Using Audacity to bring the volume up was the primary improvement. I also found that Sibelius had options for various bit depth and HZ settings. I had been using 16 bit and 44Khz. I tried several, but even just going to 24 bit and 48Khz was enough improvement to make me happy with the exported WAV file.

I then imported into Audacity and used the amplify function to bring up the volume. The end result was a WAV file that I found very acceptable. Audacity is a really easy to use and amazing program, and it is absolutely free. Wonderful!

Thanks to those above who helped.


----------



## synergy543 (Sep 10, 2018)

Paul, you're likely to have a limiter in your arsenal which can help tremendously in addition to just normalizing the volume. Occasionally, there are little peak transients (that are usually fairly inaudible) that will keep the overall volume down unless squash these with a limiter.


----------



## cmillar (Sep 11, 2018)

After you make your .wav file, can you put it in Audacity and then 'normalize' it there? (..sorry, I don't know Audacity)
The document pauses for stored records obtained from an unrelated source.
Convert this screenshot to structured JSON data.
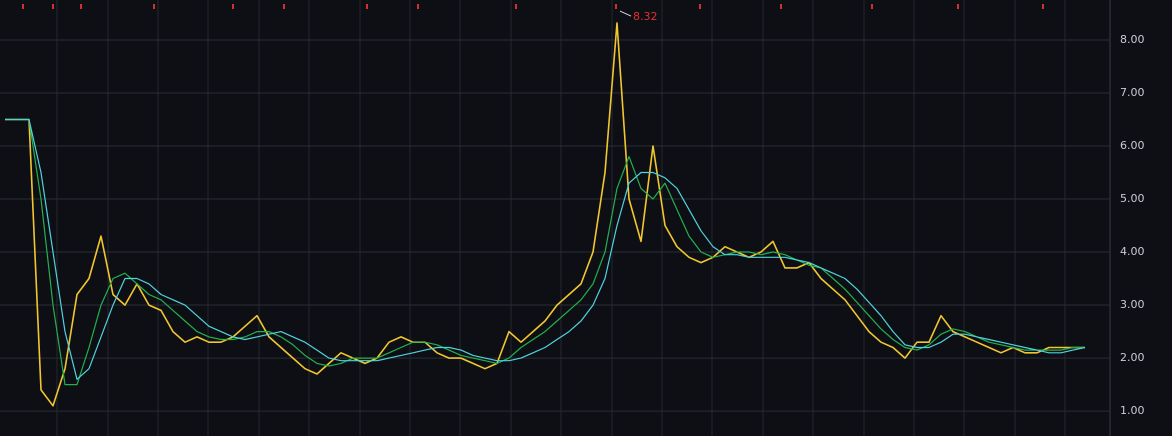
{
  "chart_data": {
    "type": "line",
    "annotation": 8.32,
    "ylim": [
      0.53,
      8.66
    ],
    "yticks": [
      {
        "value": 1,
        "label": "1.00"
      },
      {
        "value": 2,
        "label": "2.00"
      },
      {
        "value": 3,
        "label": "3.00"
      },
      {
        "value": 4,
        "label": "4.00"
      },
      {
        "value": 5,
        "label": "5.00"
      },
      {
        "value": 6,
        "label": "6.00"
      },
      {
        "value": 7,
        "label": "7.00"
      },
      {
        "value": 8,
        "label": "8.00"
      }
    ],
    "grid": true,
    "series": [
      {
        "color": "#f2c72e",
        "values": [
          6.5,
          6.5,
          6.5,
          1.4,
          1.1,
          1.8,
          3.2,
          3.5,
          4.3,
          3.2,
          3.0,
          3.4,
          3.0,
          2.9,
          2.5,
          2.3,
          2.4,
          2.3,
          2.3,
          2.4,
          2.6,
          2.8,
          2.4,
          2.2,
          2.0,
          1.8,
          1.7,
          1.9,
          2.1,
          2.0,
          1.9,
          2.0,
          2.3,
          2.4,
          2.3,
          2.3,
          2.1,
          2.0,
          2.0,
          1.9,
          1.8,
          1.9,
          2.5,
          2.3,
          2.5,
          2.7,
          3.0,
          3.2,
          3.4,
          4.0,
          5.5,
          8.32,
          5.0,
          4.2,
          6.0,
          4.5,
          4.1,
          3.9,
          3.8,
          3.9,
          4.1,
          4.0,
          3.9,
          4.0,
          4.2,
          3.7,
          3.7,
          3.8,
          3.5,
          3.3,
          3.1,
          2.8,
          2.5,
          2.3,
          2.2,
          2.0,
          2.3,
          2.3,
          2.8,
          2.5,
          2.4,
          2.3,
          2.2,
          2.1,
          2.2,
          2.1,
          2.1,
          2.2,
          2.2,
          2.2,
          2.2
        ]
      },
      {
        "color": "#23b14d",
        "values": [
          6.5,
          6.5,
          6.5,
          5.0,
          3.0,
          1.5,
          1.5,
          2.2,
          3.0,
          3.5,
          3.6,
          3.4,
          3.2,
          3.1,
          2.9,
          2.7,
          2.5,
          2.4,
          2.35,
          2.35,
          2.4,
          2.5,
          2.5,
          2.4,
          2.25,
          2.05,
          1.9,
          1.85,
          1.9,
          2.0,
          2.0,
          2.0,
          2.1,
          2.2,
          2.3,
          2.3,
          2.25,
          2.15,
          2.05,
          2.0,
          1.95,
          1.9,
          2.0,
          2.2,
          2.35,
          2.5,
          2.7,
          2.9,
          3.1,
          3.4,
          4.0,
          5.2,
          5.8,
          5.2,
          5.0,
          5.3,
          4.8,
          4.3,
          4.0,
          3.9,
          3.95,
          4.0,
          4.0,
          3.95,
          4.0,
          3.95,
          3.85,
          3.75,
          3.7,
          3.5,
          3.3,
          3.05,
          2.8,
          2.55,
          2.35,
          2.2,
          2.15,
          2.25,
          2.45,
          2.55,
          2.5,
          2.4,
          2.3,
          2.25,
          2.2,
          2.15,
          2.15,
          2.15,
          2.15,
          2.2,
          2.2
        ]
      },
      {
        "color": "#4fd3de",
        "values": [
          6.5,
          6.5,
          6.5,
          5.5,
          4.0,
          2.5,
          1.6,
          1.8,
          2.4,
          3.0,
          3.5,
          3.5,
          3.4,
          3.2,
          3.1,
          3.0,
          2.8,
          2.6,
          2.5,
          2.4,
          2.35,
          2.4,
          2.45,
          2.5,
          2.4,
          2.3,
          2.15,
          2.0,
          1.95,
          1.95,
          1.95,
          1.95,
          2.0,
          2.05,
          2.1,
          2.15,
          2.2,
          2.2,
          2.15,
          2.05,
          2.0,
          1.95,
          1.95,
          2.0,
          2.1,
          2.2,
          2.35,
          2.5,
          2.7,
          3.0,
          3.5,
          4.5,
          5.3,
          5.5,
          5.5,
          5.4,
          5.2,
          4.8,
          4.4,
          4.1,
          3.95,
          3.95,
          3.9,
          3.9,
          3.9,
          3.9,
          3.85,
          3.8,
          3.7,
          3.6,
          3.5,
          3.3,
          3.05,
          2.8,
          2.5,
          2.25,
          2.2,
          2.2,
          2.3,
          2.45,
          2.45,
          2.4,
          2.35,
          2.3,
          2.25,
          2.2,
          2.15,
          2.1,
          2.1,
          2.15,
          2.2
        ]
      }
    ]
  }
}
Normalizing the audio will help before converting to an .mp3

Or, if you can use VST or AU plugins in Audacity, it'd be worth spending $29 to buy something like a Waves mastering output plug (ie: Chris Algae, SSL plug, etc. )....There are several presets you can experiment with for orchestral settings. You'll definitely get a big signal boost. Waves plugs are pretty transparent and won't ruin your sound.


----------



## Saxer (Sep 11, 2018)

Why don't you do those things in your DAW?


----------



## David Cuny (Sep 12, 2018)

cmillar said:


> After you make your .wav file, can you put it in Audacity and then 'normalize' it there? (..sorry, I don't know Audacity)


As the OP noted, Audacity has both a normalize and limiter functions, both found in the *Effect* menu.


----------